Young at Heart Club
Who’d have thought that, when I was asked if I would like to visit a charity event for people ranging in age from 80 to 100, I would end up shooting for baskets in a basketball competition!
Young at Heart certainly sums up the spirit of the club! The people attending deﬁnitely have a youthful outlook and don’t let their age hold them back.
From the moment I walked into the venue I was wowed by how welcoming it looked. Not at all like a village hall, more like a hotel. The tables were laid for lunch with place mats, cutlery, ﬂowers, napkins arranged in glass with a twirl, and all in a smart matching dark blue.
What also struck me was the level of chatter as groups of people huddled around tables completing jigsaws and playing various card and board games. It inspired me to look in our games box when I arrived home. That evening my partner and I played Othello instead of watching telly – it was stimulating and, I have to say, competitive! For the sake of domestic bliss we agreed to stop when the games were drawn.

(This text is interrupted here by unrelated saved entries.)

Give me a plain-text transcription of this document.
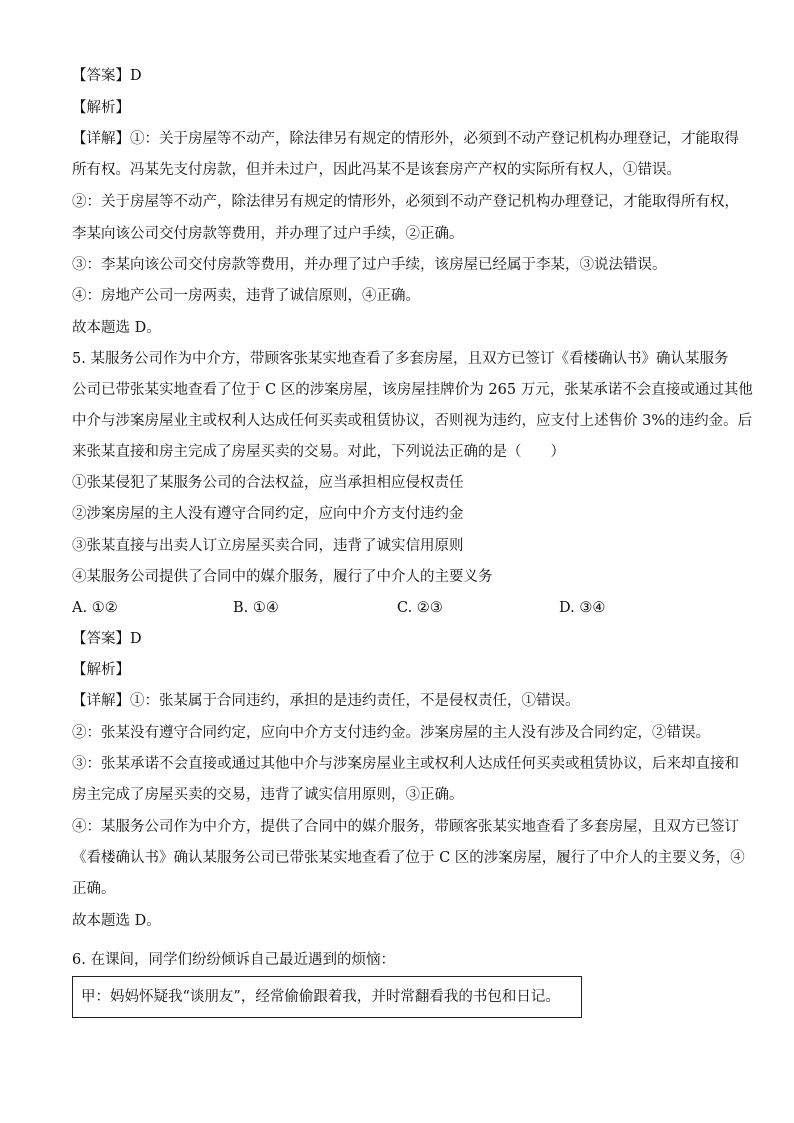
【答案】D
【解析】
【详解】①：关于房屋等不动产，除法律另有规定的情形外，必须到不动产登记机构办理登记，才能取得
所有权。冯某先支付房款，但并未过户，因此冯某不是该套房产产权的实际所有权人，①错误。
②：关于房屋等不动产，除法律另有规定的情形外，必须到不动产登记机构办理登记，才能取得所有权，
李某向该公司交付房款等费用，并办理了过户手续，②正确。
③：李某向该公司交付房款等费用，并办理了过户手续，该房屋已经属于李某，③说法错误。
④：房地产公司一房两卖，违背了诚信原则，④正确。
故本题选 D。
5. 某服务公司作为中介方，带顾客张某实地查看了多套房屋，且双方已签订《看楼确认书》确认某服务
公司已带张某实地查看了位于 C 区的涉案房屋，该房屋挂牌价为 265 万元，张某承诺不会直接或通过其他
中介与涉案房屋业主或权利人达成任何买卖或租赁协议，否则视为违约，应支付上述售价 3%的违约金。后
来张某直接和房主完成了房屋买卖的交易。对此，下列说法正确的是（　　）
①张某侵犯了某服务公司的合法权益，应当承担相应侵权责任
②涉案房屋的主人没有遵守合同约定，应向中介方支付违约金
③张某直接与出卖人订立房屋买卖合同，违背了诚实信用原则
④某服务公司提供了合同中的媒介服务，履行了中介人的主要义务
A. ①②	B. ①④	C. ②③	D. ③④
【答案】D
【解析】
【详解】①：张某属于合同违约，承担的是违约责任，不是侵权责任，①错误。
②：张某没有遵守合同约定，应向中介方支付违约金。涉案房屋的主人没有涉及合同约定，②错误。
③：张某承诺不会直接或通过其他中介与涉案房屋业主或权利人达成任何买卖或租赁协议，后来却直接和
房主完成了房屋买卖的交易，违背了诚实信用原则，③正确。
④：某服务公司作为中介方，提供了合同中的媒介服务，带顾客张某实地查看了多套房屋，且双方已签订
《看楼确认书》确认某服务公司已带张某实地查看了位于 C 区的涉案房屋，履行了中介人的主要义务，④
正确。
故本题选 D。
6. 在课间，同学们纷纷倾诉自己最近遇到的烦恼：
甲：妈妈怀疑我“谈朋友”，经常偷偷跟着我，并时常翻看我的书包和日记。
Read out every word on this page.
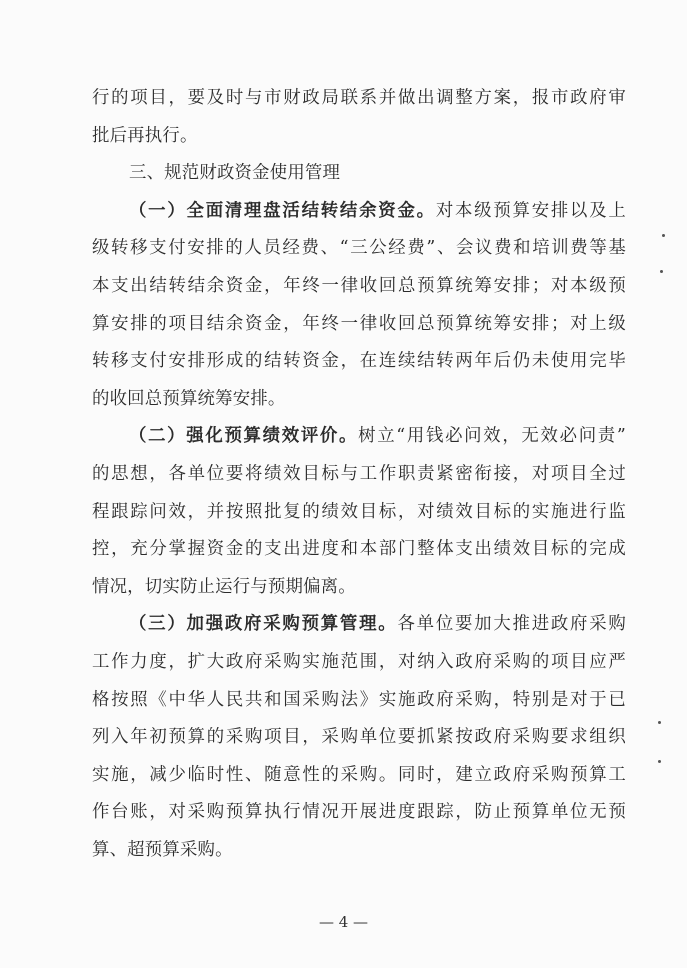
行的项目，要及时与市财政局联系并做出调整方案，报市政府审
批后再执行。
三、规范财政资金使用管理
（一）全面清理盘活结转结余资金。对本级预算安排以及上
级转移支付安排的人员经费、“三公经费”、会议费和培训费等基
本支出结转结余资金，年终一律收回总预算统筹安排；对本级预
算安排的项目结余资金，年终一律收回总预算统筹安排；对上级
转移支付安排形成的结转资金，在连续结转两年后仍未使用完毕
的收回总预算统筹安排。
（二）强化预算绩效评价。树立“用钱必问效，无效必问责”
的思想，各单位要将绩效目标与工作职责紧密衔接，对项目全过
程跟踪问效，并按照批复的绩效目标，对绩效目标的实施进行监
控，充分掌握资金的支出进度和本部门整体支出绩效目标的完成
情况，切实防止运行与预期偏离。
（三）加强政府采购预算管理。各单位要加大推进政府采购
工作力度，扩大政府采购实施范围，对纳入政府采购的项目应严
格按照《中华人民共和国采购法》实施政府采购，特别是对于已
列入年初预算的采购项目，采购单位要抓紧按政府采购要求组织
实施，减少临时性、随意性的采购。同时，建立政府采购预算工
作台账，对采购预算执行情况开展进度跟踪，防止预算单位无预
算、超预算采购。
— 4 —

The organisers of the Young at Heart Club, Lloyd and Diana, made sure that the session ran like clockwork. Once people had come to a natural conclusion with their activities the more physical group activities began. There were seated relay races with various objects being passed down lines of two teams, followed by the basketball. Points were meticulously recorded for a prize giving, which will take place at the Christmas party.
Young at Heart runs three sessions a week at two locations in rural Devon and offers a lifeline to the elderly and isolated people in those areas.
This level of organisation is becoming exhausting for Lloyd and Diana, who are calling for new volunteers to help. Perhaps some young people to bridge the inter-generation gap. There are many examples of inter-generational projects. You only have to take a look at the high proﬁle Channel 4’s ‘Old People’s Home for 4 Year Olds’ to see the beneﬁts.
I have personal experience of how well mixing children with older people works in my own community, where we run a Memory Cafe. During the school holidays volunteers bring their children and grandchildren to the cafe. The children lift the atmosphere to a new level of joy, which is palpable. They read stories, play games and just chat to our members, without any prejudice or, to be honest, any sort of preconceived ideas at all. If Young at Heart were able to tap into this valuable resource this would help to ensure the sustainability their project both in the short and long-term.
We left before lunch, energised and secure in the knowledge that the morning’s activities satisﬁed the minds, bodies and souls of the participants.
It was a real ‘slam-dunk’ of a day!
Nicola Hobson, Devon Community Foundation ambassador
To find out more about the Young at Heart Club visit their website here.
Devon Community Foundation have been able to support the Young at Heart Club with three grants over the last four years. The last one, in April this year was made to support transport costs for members to attend the club, and was issued thanks to the Hazel and Gerald Frankpitt Fund.